Not to be confused with the readObject() method of the ObjectInputStream, this method is implemented by the serializable object itself. To be recognized and used, the readObject() method must have a specific signature, and it must be private. The following snippet is taken from an animated JavaBean that we’ll talk about in Chapter 22:

    private void readObject(ObjectInputStream s)
        throws IOException, ClassNotFoundException
    {
        s.defaultReadObject();
        initialize();
        if ( isRunning )
            start();
    }

When the readObject() method with this signature exists in an object, it is called during the deserialization process. The argument to the method is the ObjectInputStream doing the object construction. We delegate to its defaultReadObject() method to do the normal deserialization from the stream and then do our custom setup. In this case, we call one of our methods named initialize() and, depending on our state, a method called start().

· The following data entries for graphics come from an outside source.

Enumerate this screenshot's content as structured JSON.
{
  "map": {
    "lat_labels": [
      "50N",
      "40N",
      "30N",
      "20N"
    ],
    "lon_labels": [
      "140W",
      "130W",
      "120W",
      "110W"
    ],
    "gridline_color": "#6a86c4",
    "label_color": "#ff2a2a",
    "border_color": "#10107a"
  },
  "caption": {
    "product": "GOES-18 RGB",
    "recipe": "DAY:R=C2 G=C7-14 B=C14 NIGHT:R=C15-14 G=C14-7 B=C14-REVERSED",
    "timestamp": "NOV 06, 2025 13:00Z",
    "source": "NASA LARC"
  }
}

Using a custom implementation of readObject() and a corresponding writeObject() method, we could take complete control of the serialized form of the object by reading and writing to the stream using lower-level write operations (bytes, strings, etc.) instead of delegating to the default implementation as we did before.

We’ll talk a little more about serialization in Chapter 22 when we discuss JavaBeans.

SerialVersionUID

Java object serialization was designed to accommodate certain kinds of compatible class changes or evolution in the structure of classes. For example, changing the methods of a class does not necessarily mean that its serialized representation must change because only the data of variables is stored. Nor would simply adding a new field to a class necessarily prohibit us from loading an old serialized version of the class. We could simply allow the new variable to take its default value. By default, however, Java is very picky and errs on the side of caution. If you make any kind of change to the structure of your class, by default you’ll get an InvalidClassException when trying to read previously serialized forms of the class.

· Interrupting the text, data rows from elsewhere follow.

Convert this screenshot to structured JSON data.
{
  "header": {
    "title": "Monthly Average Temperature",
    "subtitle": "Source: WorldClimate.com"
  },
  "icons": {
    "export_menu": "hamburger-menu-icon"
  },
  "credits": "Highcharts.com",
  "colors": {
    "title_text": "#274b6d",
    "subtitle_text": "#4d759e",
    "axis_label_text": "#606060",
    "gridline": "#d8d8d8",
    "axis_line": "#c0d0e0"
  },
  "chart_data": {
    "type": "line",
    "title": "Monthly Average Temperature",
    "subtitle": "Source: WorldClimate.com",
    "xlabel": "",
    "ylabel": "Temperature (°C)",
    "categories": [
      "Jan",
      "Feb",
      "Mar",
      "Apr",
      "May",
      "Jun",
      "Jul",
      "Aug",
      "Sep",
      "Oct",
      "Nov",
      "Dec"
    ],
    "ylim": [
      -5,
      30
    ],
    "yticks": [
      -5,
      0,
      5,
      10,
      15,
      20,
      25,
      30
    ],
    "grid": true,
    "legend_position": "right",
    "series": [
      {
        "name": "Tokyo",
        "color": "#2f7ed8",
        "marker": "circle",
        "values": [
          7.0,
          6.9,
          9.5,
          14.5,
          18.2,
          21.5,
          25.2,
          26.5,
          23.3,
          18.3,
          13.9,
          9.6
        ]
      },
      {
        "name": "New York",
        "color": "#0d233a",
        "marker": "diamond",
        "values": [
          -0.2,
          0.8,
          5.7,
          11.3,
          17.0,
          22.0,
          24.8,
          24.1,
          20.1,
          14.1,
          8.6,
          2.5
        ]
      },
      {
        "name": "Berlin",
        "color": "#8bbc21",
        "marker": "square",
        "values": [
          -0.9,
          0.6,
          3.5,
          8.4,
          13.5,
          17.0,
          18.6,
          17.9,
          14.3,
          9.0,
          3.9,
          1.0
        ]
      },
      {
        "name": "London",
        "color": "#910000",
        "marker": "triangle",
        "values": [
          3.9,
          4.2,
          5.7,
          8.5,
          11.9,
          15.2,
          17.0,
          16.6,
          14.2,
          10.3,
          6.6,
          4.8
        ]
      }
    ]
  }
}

Java detects these versions by performing a hash function on the structure of the class and storing a 64-bit value called the Serial Version UID (SUID), along with the serialized data. It can then compare the hash to the class when it is loaded.

Java allows us to take control of this process by looking for a special, magic field in our classes that looks like the following:

    static final long serialVersionUID = -6849794470754667710L;

(The value is, of course, different for every class.) If it finds this static serialVersionUID long field in the class, it uses its value instead of performing the hash on the class. This value will be written out with serialized versions of the class and used for comparison when they are deserialized. This means that we are now in control of which versions of the class are compatible with which serialized representations. For example, we can create our serializable class from the beginning with our own SUID and then only increment it if we make a truly incompatible change and want to prevent older forms of the class from being loaded:

    class MyDataObject implements Serializable {
        static final long serialVersionUID = 1; // Version 1
        ...
    }

A utility called serialver that comes with the JDK allows you to calculate the hash that Java would otherwise use for the class. This is necessary if you did not plan ahead and already have serialized objects stored and need to modify the class afterward. Running the serialver command on the class displays the SUID that is necessary to match the value already stored:

    % serialver SomeObject
     
    static final long serialVersionUID = -6849794470754667710L;

By placing this value into your class, you can “freeze” the SUID at the specified value, allowing the class to change without affecting versioning.